"They want a new payment method that rewards prevention and the effective control of chronic disease, instead of the current system, which pays according to the quantity of care provided. By late spring, the commission is expected to recommend such a system to the legislature......Some health policy experts argue that changes in payment practices will not be enough to slow the growth in spending, even when combined with other cost-cutting strategies. To truly change course, they say, the state and federal governments may need to place actual limits on health spending, which could lead to rationing of care."

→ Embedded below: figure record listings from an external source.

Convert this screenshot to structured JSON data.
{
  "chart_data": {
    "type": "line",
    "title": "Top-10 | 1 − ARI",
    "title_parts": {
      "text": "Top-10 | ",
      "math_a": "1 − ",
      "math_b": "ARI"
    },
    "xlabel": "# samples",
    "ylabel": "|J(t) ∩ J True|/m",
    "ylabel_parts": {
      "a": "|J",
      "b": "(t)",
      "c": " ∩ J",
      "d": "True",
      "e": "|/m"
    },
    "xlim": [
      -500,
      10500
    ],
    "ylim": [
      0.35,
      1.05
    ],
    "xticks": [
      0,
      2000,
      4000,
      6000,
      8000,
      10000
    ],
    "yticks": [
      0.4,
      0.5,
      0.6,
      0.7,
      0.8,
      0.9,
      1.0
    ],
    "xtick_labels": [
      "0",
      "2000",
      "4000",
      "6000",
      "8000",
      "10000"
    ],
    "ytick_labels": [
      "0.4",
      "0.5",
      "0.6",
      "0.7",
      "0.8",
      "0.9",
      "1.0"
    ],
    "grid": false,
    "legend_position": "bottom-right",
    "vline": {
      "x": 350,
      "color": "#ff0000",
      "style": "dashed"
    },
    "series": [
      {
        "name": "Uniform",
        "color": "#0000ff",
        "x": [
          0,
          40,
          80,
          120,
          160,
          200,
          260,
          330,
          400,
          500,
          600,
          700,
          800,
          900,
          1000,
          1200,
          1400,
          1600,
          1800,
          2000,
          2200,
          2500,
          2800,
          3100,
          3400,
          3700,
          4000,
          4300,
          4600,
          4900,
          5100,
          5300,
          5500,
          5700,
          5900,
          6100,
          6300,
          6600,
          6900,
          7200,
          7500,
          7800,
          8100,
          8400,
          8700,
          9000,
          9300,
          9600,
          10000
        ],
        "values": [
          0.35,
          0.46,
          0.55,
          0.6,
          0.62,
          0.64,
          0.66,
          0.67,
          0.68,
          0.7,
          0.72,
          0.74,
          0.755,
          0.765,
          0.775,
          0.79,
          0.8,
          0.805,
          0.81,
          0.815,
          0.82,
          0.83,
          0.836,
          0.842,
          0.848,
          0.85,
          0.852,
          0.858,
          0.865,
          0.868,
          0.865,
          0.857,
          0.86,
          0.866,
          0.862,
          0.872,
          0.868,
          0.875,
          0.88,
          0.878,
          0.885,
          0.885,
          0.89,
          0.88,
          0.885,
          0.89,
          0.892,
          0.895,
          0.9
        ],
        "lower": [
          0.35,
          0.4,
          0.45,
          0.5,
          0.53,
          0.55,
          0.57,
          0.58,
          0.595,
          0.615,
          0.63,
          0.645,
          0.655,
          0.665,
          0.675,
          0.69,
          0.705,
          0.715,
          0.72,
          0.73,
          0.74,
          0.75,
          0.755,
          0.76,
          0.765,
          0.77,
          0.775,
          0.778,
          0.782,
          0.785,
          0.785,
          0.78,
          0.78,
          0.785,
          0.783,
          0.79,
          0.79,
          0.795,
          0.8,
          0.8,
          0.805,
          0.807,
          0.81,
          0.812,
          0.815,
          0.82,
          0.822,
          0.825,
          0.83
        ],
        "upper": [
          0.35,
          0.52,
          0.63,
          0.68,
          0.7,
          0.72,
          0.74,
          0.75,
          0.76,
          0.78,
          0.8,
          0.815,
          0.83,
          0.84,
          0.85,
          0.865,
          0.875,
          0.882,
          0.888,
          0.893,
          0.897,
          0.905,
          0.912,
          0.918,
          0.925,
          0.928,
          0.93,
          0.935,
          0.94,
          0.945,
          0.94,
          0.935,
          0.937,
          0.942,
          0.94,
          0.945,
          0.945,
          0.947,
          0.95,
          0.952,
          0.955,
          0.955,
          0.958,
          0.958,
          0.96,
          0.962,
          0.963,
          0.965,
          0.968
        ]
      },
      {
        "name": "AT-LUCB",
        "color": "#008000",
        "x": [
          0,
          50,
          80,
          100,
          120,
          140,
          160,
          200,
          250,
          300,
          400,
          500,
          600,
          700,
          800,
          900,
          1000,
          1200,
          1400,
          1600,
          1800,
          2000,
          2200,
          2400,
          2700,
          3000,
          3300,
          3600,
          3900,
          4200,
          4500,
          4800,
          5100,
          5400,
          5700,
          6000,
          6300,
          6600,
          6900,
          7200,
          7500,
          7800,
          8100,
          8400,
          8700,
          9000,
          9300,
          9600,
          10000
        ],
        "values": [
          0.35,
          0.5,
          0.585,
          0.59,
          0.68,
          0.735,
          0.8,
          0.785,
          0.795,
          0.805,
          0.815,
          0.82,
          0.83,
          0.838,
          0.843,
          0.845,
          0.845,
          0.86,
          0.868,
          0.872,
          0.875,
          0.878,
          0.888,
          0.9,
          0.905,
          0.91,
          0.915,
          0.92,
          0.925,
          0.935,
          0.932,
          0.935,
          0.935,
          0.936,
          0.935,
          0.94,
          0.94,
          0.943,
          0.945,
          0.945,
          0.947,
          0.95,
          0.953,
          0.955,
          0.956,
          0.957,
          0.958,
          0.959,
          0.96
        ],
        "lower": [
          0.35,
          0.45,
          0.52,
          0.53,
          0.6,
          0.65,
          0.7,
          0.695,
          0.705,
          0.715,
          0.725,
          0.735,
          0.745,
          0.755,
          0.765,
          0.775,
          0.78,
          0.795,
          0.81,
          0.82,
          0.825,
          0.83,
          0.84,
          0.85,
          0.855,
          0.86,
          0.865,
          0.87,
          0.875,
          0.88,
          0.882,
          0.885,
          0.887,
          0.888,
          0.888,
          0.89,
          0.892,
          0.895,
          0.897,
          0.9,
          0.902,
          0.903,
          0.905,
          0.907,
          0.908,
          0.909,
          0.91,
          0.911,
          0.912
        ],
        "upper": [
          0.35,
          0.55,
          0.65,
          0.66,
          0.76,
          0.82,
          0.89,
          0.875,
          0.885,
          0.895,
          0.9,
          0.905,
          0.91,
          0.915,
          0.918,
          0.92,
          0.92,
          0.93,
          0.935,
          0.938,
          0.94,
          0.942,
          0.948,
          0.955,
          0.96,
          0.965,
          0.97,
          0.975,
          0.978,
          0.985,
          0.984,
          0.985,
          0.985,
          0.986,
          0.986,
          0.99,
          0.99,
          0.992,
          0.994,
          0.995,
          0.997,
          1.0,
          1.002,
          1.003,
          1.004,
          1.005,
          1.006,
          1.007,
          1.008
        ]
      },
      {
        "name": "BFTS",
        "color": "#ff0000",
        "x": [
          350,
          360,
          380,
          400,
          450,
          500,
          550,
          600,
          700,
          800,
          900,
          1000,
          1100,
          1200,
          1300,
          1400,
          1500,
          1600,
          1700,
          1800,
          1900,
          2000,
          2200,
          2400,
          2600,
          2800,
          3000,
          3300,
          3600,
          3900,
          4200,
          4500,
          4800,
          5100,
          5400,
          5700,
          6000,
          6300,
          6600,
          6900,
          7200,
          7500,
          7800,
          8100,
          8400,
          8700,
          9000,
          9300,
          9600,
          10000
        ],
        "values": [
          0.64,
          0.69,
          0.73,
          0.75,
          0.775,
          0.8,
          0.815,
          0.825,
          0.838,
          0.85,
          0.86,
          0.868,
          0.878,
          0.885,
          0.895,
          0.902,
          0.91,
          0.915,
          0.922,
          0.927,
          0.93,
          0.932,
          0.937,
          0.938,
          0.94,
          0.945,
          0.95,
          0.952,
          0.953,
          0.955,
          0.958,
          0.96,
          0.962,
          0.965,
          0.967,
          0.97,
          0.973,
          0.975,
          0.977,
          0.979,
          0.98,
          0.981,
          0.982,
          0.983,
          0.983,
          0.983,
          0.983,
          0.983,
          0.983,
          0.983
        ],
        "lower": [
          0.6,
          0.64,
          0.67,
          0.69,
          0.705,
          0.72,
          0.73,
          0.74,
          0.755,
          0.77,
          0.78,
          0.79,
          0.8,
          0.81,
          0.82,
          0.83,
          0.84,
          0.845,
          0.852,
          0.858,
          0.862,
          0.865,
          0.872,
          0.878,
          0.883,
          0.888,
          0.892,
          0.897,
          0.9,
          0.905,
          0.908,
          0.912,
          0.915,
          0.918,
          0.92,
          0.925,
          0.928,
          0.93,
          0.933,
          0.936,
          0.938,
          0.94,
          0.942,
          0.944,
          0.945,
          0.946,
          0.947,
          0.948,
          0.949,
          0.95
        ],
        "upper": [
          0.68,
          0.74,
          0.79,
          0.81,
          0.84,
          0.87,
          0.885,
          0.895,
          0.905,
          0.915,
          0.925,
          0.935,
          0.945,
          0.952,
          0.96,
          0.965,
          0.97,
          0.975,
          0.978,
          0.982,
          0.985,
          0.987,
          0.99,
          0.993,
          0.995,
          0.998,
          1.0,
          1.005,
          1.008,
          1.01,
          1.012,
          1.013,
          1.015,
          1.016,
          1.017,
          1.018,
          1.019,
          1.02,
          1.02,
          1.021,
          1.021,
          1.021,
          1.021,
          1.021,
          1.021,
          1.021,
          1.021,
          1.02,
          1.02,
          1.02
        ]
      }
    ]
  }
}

Complicating the landscape is the leverage that Boston Children's Hospital, Massachusetts General Hospital (MGH) and Brigham & Women's (B&W) Hospital have used in negotiating their fees from insurers (see here). Each of these providers (MGH & B&W merged under a relationship called Partners) has such market clout that they've been able to dictate terms to insurance companies that capture 15-20% premiums compared to their competitors in Massachusetts. While their fees are not way out of line compared to national figures, they're much higher then Massachusetts' peers. Partners has also ruffled feathers of it's competitors by buying up hospitals and opening satellite clinics in the suburbs of Boston and greater Massachusetts. This begs the question of whether it's fair to penalize Partners for leveraging the bargaining power of their brand names to cut better deals. I say hell no!
This "premium" for Partners hospitals and providers is now a tantalizing target for Massachusetts to attack in their cost containment plans I figure. The low lying fruit for these measures is always the doctors reimbursements. Expect this to get real ugly in the next few years there.